Il fatto che ‘il popolo sta piovendo‘  esprime in modo poetico ed efficace la nuova realtà del protagonismo popolare dal basso che costituisce la vera cifra del processo rivoluzionario innescato dall’elezione di Hugo Chavez a presidente nel 1998 e che continua oggi con Maduro. Il contenuto e risultato più notevole di questo processo è stato la restituzione al popolo della ‘patria’, concetto fino ad allora privo di senso in Venezuela come in molti altri Stati del mondo. Questo concetto ha assunto invece un significato profondo per il popolo fino ad allora emarginato ed escluso da ogni partecipazione che ha trovato la soddisfazione dei propri diritti fondamentali in termini di salute, educazione, casa.

Un processo certamente difficile e non privo di contraddizioni, ma che una volta iniziato va avanti in modo inesorabile.

Ciò spiega la disperazione dell’oligarchia venezolana, abituata a comandare e a enormi privilegi, che oggi, con la protervia e la caparbietà di chi ha subito una rivoluzione e insiste a non rassegnarvisi, tenta ogni carta pur di tornare al potere. Un’oligarchia per definizione priva di ‘patria’ e che della ‘patria’ non sa che farsene; tutt’al più ha bisogno di un popolo e di un territorio da sfruttare.

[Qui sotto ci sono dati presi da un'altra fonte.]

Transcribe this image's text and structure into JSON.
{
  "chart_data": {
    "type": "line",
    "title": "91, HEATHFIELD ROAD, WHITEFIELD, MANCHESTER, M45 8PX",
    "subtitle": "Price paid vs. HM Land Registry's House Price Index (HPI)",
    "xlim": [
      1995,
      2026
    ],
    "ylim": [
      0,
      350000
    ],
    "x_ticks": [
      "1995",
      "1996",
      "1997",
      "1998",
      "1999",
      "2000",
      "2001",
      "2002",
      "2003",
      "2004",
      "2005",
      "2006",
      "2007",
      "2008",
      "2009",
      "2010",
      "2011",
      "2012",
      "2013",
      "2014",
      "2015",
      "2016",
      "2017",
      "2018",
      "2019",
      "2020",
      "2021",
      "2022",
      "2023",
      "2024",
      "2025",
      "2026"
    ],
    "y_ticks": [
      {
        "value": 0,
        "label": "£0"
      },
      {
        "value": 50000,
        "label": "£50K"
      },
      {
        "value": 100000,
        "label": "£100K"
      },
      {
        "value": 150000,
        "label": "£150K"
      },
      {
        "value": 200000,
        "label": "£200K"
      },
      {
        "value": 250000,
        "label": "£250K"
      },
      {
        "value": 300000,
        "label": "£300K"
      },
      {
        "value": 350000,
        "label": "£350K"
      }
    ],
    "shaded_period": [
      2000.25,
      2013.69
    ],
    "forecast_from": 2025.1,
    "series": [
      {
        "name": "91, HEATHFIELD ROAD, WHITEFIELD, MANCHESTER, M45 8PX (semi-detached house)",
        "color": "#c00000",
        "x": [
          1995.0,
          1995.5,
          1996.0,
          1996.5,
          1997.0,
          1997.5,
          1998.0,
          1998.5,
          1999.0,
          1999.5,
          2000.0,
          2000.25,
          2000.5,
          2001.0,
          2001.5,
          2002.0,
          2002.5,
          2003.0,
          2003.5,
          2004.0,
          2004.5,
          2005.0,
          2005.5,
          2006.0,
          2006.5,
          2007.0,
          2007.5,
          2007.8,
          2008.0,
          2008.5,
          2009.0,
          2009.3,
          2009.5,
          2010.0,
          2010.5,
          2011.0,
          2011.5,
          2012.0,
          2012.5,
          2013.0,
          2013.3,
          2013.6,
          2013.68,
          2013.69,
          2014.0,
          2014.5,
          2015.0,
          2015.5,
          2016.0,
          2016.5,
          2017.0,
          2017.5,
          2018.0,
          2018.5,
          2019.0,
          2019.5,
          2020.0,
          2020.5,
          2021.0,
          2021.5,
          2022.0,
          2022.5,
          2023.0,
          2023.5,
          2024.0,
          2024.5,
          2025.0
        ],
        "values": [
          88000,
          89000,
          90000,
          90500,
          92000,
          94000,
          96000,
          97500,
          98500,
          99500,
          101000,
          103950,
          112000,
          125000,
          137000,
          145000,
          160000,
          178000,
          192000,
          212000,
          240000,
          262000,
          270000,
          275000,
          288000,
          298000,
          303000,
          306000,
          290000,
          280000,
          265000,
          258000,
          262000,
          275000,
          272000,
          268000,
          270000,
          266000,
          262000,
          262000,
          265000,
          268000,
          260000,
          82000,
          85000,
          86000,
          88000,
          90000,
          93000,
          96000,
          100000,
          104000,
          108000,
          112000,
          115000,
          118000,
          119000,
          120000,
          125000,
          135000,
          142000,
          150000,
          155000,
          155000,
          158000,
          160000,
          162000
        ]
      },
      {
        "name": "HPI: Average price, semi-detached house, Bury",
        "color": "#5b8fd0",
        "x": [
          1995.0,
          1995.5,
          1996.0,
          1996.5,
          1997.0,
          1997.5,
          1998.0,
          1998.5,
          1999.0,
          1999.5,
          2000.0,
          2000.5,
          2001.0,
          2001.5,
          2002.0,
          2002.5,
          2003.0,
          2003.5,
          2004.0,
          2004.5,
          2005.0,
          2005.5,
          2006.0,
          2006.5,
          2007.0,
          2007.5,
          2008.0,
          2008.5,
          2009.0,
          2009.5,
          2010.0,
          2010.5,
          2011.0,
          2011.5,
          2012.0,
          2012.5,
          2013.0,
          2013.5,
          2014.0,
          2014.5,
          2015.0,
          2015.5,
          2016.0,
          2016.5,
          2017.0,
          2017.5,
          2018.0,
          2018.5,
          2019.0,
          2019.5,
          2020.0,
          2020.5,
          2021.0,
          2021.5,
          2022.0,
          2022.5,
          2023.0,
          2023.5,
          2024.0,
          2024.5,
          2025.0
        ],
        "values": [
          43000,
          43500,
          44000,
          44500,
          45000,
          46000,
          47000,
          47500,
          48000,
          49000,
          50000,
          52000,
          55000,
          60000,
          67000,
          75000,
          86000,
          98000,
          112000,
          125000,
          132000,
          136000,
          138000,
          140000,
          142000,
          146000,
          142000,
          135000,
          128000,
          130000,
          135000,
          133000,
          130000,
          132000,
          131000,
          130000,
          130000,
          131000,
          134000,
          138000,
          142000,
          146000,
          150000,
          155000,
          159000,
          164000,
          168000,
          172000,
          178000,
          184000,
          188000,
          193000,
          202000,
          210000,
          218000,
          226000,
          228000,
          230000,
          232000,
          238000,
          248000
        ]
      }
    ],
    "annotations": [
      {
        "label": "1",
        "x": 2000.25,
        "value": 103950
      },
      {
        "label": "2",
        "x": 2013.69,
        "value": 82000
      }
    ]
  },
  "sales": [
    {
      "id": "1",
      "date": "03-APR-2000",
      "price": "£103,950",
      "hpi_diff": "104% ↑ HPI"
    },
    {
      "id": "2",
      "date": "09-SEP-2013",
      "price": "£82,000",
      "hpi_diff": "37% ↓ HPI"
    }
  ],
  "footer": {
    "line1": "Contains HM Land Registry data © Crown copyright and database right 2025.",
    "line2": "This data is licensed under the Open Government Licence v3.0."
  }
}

Ciò spiega anche perché quest’oligarchia priva di ‘patria’ riponga le sue speranze nei padroni di sempre, auspicando l’intervento dall’esterno degli Stati Uniti. La gravissima decisione, comunicata da Obama pochi giorni fa, di ritenere l’attuale Venezuela addirittura una minaccia alla sicurezza degli Stati Uniti, mostra con chiarezza alcune cose. Primo, che lo stesso Obama, nonostante abbia dato al potere imperiale un volto più umano e gradevole di quello del ‘demente’ Bush, resta purtroppo prigioniero dei meccanismi di potere di sempre. Secondo, che questi meccanismi di potere continuano ad attribuire enorme importanza al controllo dell’America Latina e hanno per ciò ritenuto di individuare proprio nel Venezuela, dopo la morte di Chavez, l’anello debole da rompere.

Bisogna però dire ad Obama e ai suoi manovratori che sbagliano almeno tre volte. Sbagliano, perché il processo di integrazione latinoamericana è oggi molto forte e non consentirà il ritorno alle logiche degli interventi militari e dei colpi di Stato. Sbagliano, perché il popolo venezolano, dopo aver assaggiato il frutto proibito della democrazia reale e dei diritti sociali, non tornerà tanto facilmente nel canile in cui vorrebbero costringerlo i membri dell’oligarchia. Sbagliano, perché questi ultimi, nonostante controllino tuttora (speriamo ancora per poco) la gran parte dell’economia nazionale e dei mezzi di comunicazione, rappresentano una minoranza ogni giorno più piccola del Paese in questione.

Sbagliano, ma evidentemente non se ne rendono conto.

Occorre sperare che la consapevolezza del tremendo e triplice errore avvenga senza costi ulteriori in termini di vite umane. A nessuno, neanche alle maggiori potenze mondiali, è consentito far tornare indietro la ruota della storia. Così come non è consentito violare impunemente le più elementari norme del diritto internazionale.  Questo bisognerebbe cominciare a studiarlo anche nelle più o meno brillanti università nelle quali si forma l’élite statunitense.